This post talked about the negative consequences of the erosion of societal norms that regulate market behavior in the health care industry when significant market failures are present, but health care isn't the only place where norms are eroding or absent altogether. Nouriel Roubini says we should give up on the idea that teaching morality and values in business school will regulate behavior appropriately, it's never worked and it won't work now. The only choice is a strong government hand:
Gordon Gekko Reborn, by Nouriel Roubini, Commentary, Project Syndicate: In the 1987 film Wall Street, the character Gordon Gekko famously declared, “Greed is good.” ... The “Greed is good” mentality is a regular feature of financial crises. But were the traders and bankers of the sub-prime saga more greedy, arrogant, and immoral than the Gekkos of the 1980’s? Not really, because greed and amorality in financial markets have been common throughout the ages.
Teaching morality and values in business schools will not tame such behavior, but changing the incentives that reward short-term profits and lead bankers and traders to take excessive risks will. The bankers and traders of the latest crisis responded rationally to compensation and bonus schemes that allowed them to assume a lot of leverage and ensured large bonuses, but that were almost guaranteed to bankrupt a large number of financial institutions in the end. ...
[A]ny reform of regulation and supervision will fail to control bubbles and excesses unless several ... fundamental aspects of the financial system are changed.

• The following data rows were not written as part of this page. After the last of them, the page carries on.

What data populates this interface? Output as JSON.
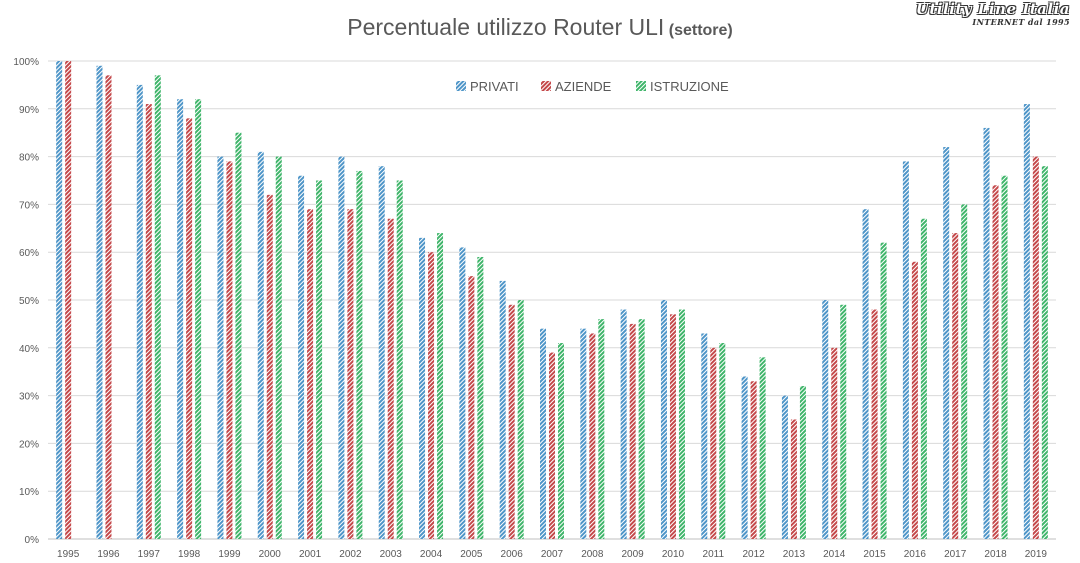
{
  "title": {
    "main": "Percentuale utilizzo Router ULI",
    "sub": "(settore)"
  },
  "logo": {
    "line1": "Utility Line Italia",
    "line2": "INTERNET dal 1995"
  },
  "colors": {
    "privati": "#4e95c8",
    "aziende": "#c4484a",
    "istruzione": "#3fb56a",
    "grid": "#d9d9d9",
    "axis_text": "#595959"
  },
  "chart_data": {
    "type": "bar",
    "title": "Percentuale utilizzo Router ULI (settore)",
    "xlabel": "",
    "ylabel": "",
    "ylim": [
      0,
      100
    ],
    "yticks": [
      "0%",
      "10%",
      "20%",
      "30%",
      "40%",
      "50%",
      "60%",
      "70%",
      "80%",
      "90%",
      "100%"
    ],
    "grid": true,
    "legend_position": "top-center",
    "categories": [
      "1995",
      "1996",
      "1997",
      "1998",
      "1999",
      "2000",
      "2001",
      "2002",
      "2003",
      "2004",
      "2005",
      "2006",
      "2007",
      "2008",
      "2009",
      "2010",
      "2011",
      "2012",
      "2013",
      "2014",
      "2015",
      "2016",
      "2017",
      "2018",
      "2019"
    ],
    "series": [
      {
        "name": "PRIVATI",
        "color": "#4e95c8",
        "values": [
          100,
          99,
          95,
          92,
          80,
          81,
          76,
          80,
          78,
          63,
          61,
          54,
          44,
          44,
          48,
          50,
          43,
          34,
          30,
          50,
          69,
          79,
          82,
          86,
          91
        ]
      },
      {
        "name": "AZIENDE",
        "color": "#c4484a",
        "values": [
          100,
          97,
          91,
          88,
          79,
          72,
          69,
          69,
          67,
          60,
          55,
          49,
          39,
          43,
          45,
          47,
          40,
          33,
          25,
          40,
          48,
          58,
          64,
          74,
          80
        ]
      },
      {
        "name": "ISTRUZIONE",
        "color": "#3fb56a",
        "values": [
          null,
          null,
          97,
          92,
          85,
          80,
          75,
          77,
          75,
          64,
          59,
          50,
          41,
          46,
          46,
          48,
          41,
          38,
          32,
          49,
          62,
          67,
          70,
          76,
          78
        ]
      }
    ]
  }
}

First, compensation schemes must be radically altered through regulation... In particular, bonuses based on medium-term results of risky trades and investments must supplant bonuses based on short-term outcomes.
Second, repeal of the Glass-Steagall Act, which separated commercial and investment banking, was a mistake. ... Similarly, the move from a lending model of “originate and hold” to one of “originate and distribute” based on securitization led to a massive transfer of risk. No player but the last in the securitization chain was exposed to the ultimate credit risk; the rest simply raked in high fees and commissions.
Third, financial markets and financial firms have become a nexus of conflicts of interest that must be unwound. These conflicts are inbuilt, because firms that engage in commercial banking, investment banking, proprietary trading, market making and dealing, insurance, asset management, private equity, hedge-fund activities, and other services are on every side of every deal (the recent case of Goldman Sachs was just the tip of the iceberg).
There are also massive agency problems in the financial system, because principals (such as shareholders) cannot properly monitor the actions of agents (CEOs, managers, traders, bankers) that pursue their own interest. ... At the same time, there is a double agency problem, as ... individual shareholders ... don’t directly control boards and CEOs. These shareholders are represented by institutional investors (pension funds, etc.) whose interests, agendas, and cozy relationships often align them more closely with firms’ CEOs and managers. Thus, repeated financial crises are also the result of a failed system of corporate governance.
Fourth, greed cannot be controlled by any appeal to morality and values. Greed has to be controlled by fear of loss, which derives from knowledge that the reckless institutions and agents will not be bailed out. ... Not only were “too big to fail” financial institutions bailed out, but the distortion has become worse as these institutions have become – via financial-sector consolidation – even bigger. If an institution is too big to fail, it is too big and should be broken up.
Unless we make these radical reforms, new Gordon Gekkos – and Charles Ponzis – will emerge. For each chastised and born-again Gekko – as the Gekko in the new Wall Street is – hundreds of meaner and greedier ones will be born.
No matter what we do, we will never be able to guarantee that we will never have another crisis. Regulatory and institutional reform can make a crisis less likely, but it's almost a certainty that someday, tomorrow or decades from now, another crisis will occur. For that reason, we need to institute reforms that insulate the broader economy from collapse of the financial sector. I would have added strict limits on leverage to the list as a means of limiting the damage when the next meltdown does occur.